在先天性甲状腺功能减退症(CHT)患者的治疗中,一个主要问题是促甲状腺激素(TSH)和游离甲状腺素(fT(4))的最佳个体目标值未知。我们研究了 CHT 患者在治疗期间是否具有可作为目标值的考虑最佳的稳定 fT(4)和 TSH 稳态浓度(SSC),以及 TSH 或 fT(4)在指导治疗决策方面是否更有用。
从 60 例早期治疗的 CHT 患者中,选择年龄在 1.5-132 个月(初始后期间)和 TSH 间隔在 0.5-10 mU/L 内的 TSH 和 fT(4)随访样本。在尽可能最甲状腺功能正常的条件下,通过连续多次测定的个体平均值来估计 TSH 和 fT(4) SSC(n=1257),用于整个年龄和 TSH 间隔,以及年龄间隔 1.5-24、25-72 和 73-132 个月,以及对于 fT(4),用于两个分裂的 TSH 间隔 0.5-4.49 和 4.5-10 mU/L。对于所有 SSC,确定了个体内变异系数(CV(w))。此外,在治疗开始后的前 6 周评估了 fT(4) SSC。
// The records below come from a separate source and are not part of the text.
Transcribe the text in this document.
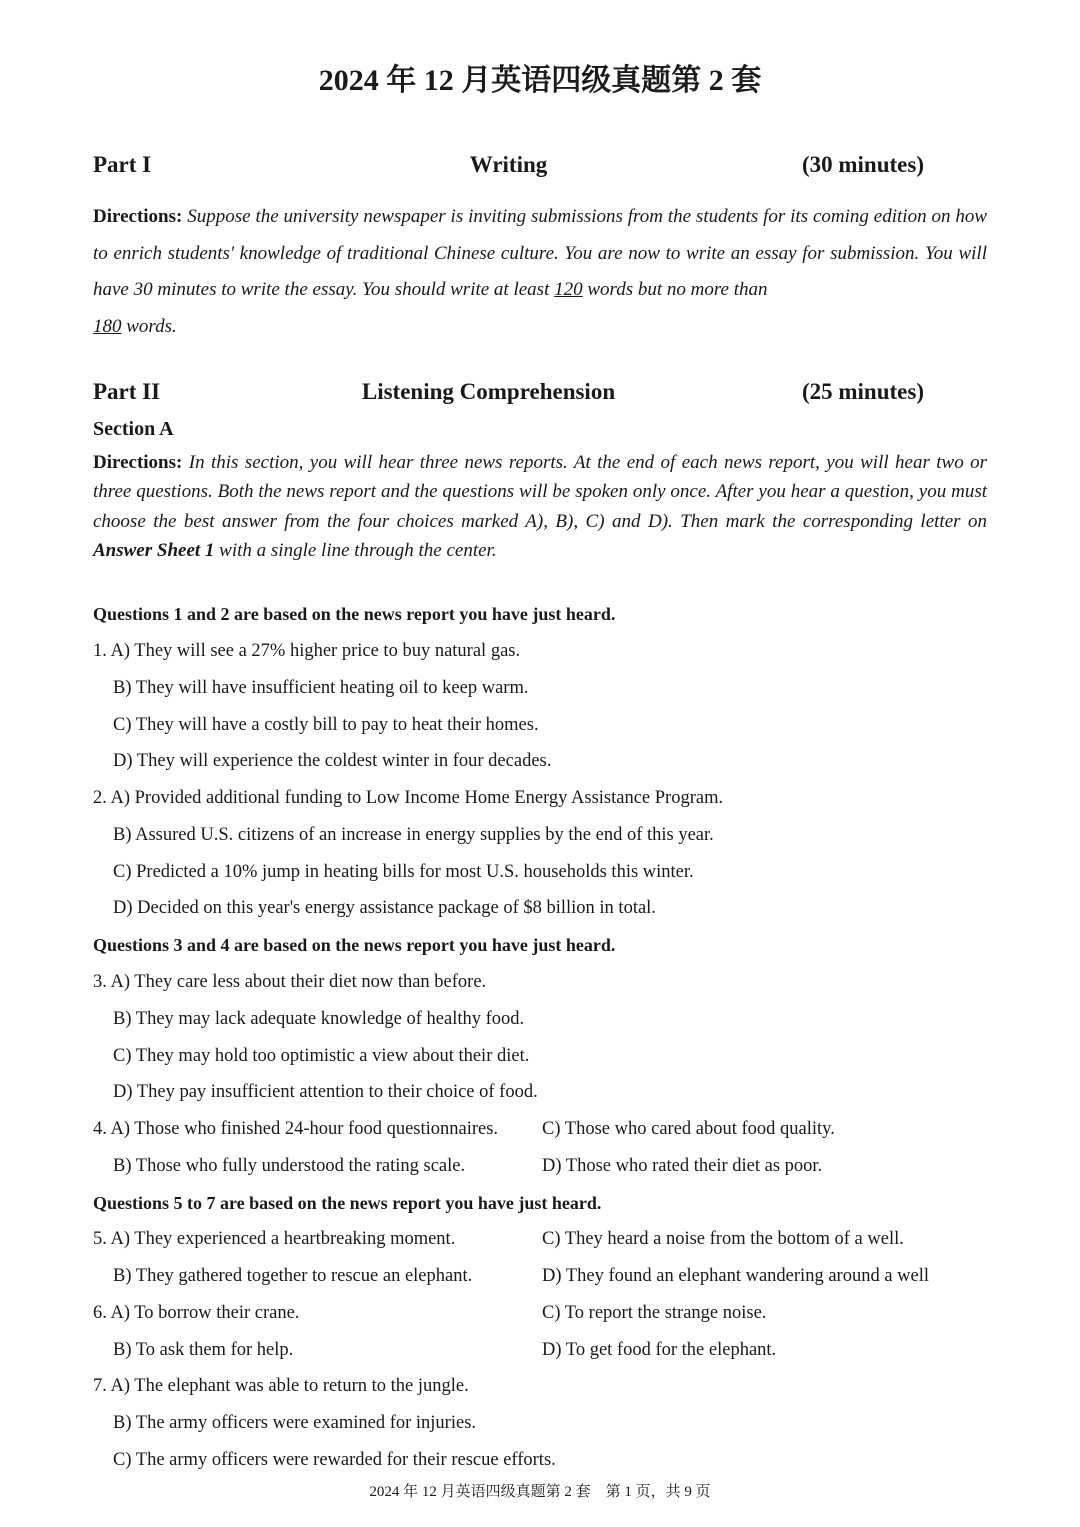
2024 年 12 月英语四级真题第 2 套
Part I	Writing	(30 minutes)
Directions: Suppose the university newspaper is inviting submissions from the students for its coming edition on how to enrich students' knowledge of traditional Chinese culture. You are now to write an essay for submission. You will have 30 minutes to write the essay. You should write at least 120 words but no more than
180 words.
Part II	Listening Comprehension	(25 minutes)
Section A
Directions: In this section, you will hear three news reports. At the end of each news report, you will hear two or three questions. Both the news report and the questions will be spoken only once. After you hear a question, you must choose the best answer from the four choices marked A), B), C) and D). Then mark the corresponding letter on Answer Sheet 1 with a single line through the center.
Questions 1 and 2 are based on the news report you have just heard.
1. A) They will see a 27% higher price to buy natural gas.
B) They will have insufficient heating oil to keep warm.
C) They will have a costly bill to pay to heat their homes.
D) They will experience the coldest winter in four decades.
2. A) Provided additional funding to Low Income Home Energy Assistance Program.
B) Assured U.S. citizens of an increase in energy supplies by the end of this year.
C) Predicted a 10% jump in heating bills for most U.S. households this winter.
D) Decided on this year's energy assistance package of $8 billion in total.
Questions 3 and 4 are based on the news report you have just heard.
3. A) They care less about their diet now than before.
B) They may lack adequate knowledge of healthy food.
C) They may hold too optimistic a view about their diet.
D) They pay insufficient attention to their choice of food.
4. A) Those who finished 24-hour food questionnaires. C) Those who cared about food quality.
B) Those who fully understood the rating scale.	D) Those who rated their diet as poor.
Questions 5 to 7 are based on the news report you have just heard.
5. A) They experienced a heartbreaking moment.	C) They heard a noise from the bottom of a well.
B) They gathered together to rescue an elephant.	D) They found an elephant wandering around a well
6. A) To borrow their crane.	C) To report the strange noise.
B) To ask them for help.	D) To get food for the elephant.
7. A) The elephant was able to return to the jungle.
B) The army officers were examined for injuries.
C) The army officers were rewarded for their rescue efforts.
2024 年 12 月英语四级真题第 2 套　第 1 页，共 9 页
TSH 和 fT(4)的个体 SSC 均有显著差异(p<0.001)。TSH SSC 的 95%置信区间为 1.1-5.7 mU/L,fT(4) SSC 的 95%置信区间为 16.6-28.7 pmol/L。TSH 和 fT(4) SSC 的平均 CV(w)值分别为 60.9%和 13.1%。当评估三个年龄间隔时,个体 fT(4)和 TSH SSC 是可重复的,并且随着年龄的增长略有下降(p≤0.033),fT(4) SSC 对于两个分裂的 TSH 间隔是可重复的,并且 fT(4) 略有差异(p<0.001)。fT(4) SSC 与给予的 LT(4)剂量(范围 2.4-6.1 μg/kg)基本无关。初始期间的 fT(4) SSC 与初始后期间的 fT(4) SSC 相当,平均差异±SD 为 1.0±3.5 pmol/L,p=0.07。
我们的研究表明,在 CHT 治疗期间,考虑到最佳状态,可发现 TSH 和 fT(4) SSC 略有下降,并且与给予的 LT(4)剂量(范围 2.4-6.1 μg/kg)基本无关。在临床随访中,fT(4) SSC 可能比 TSH SSC 更有价值作为个体目标值。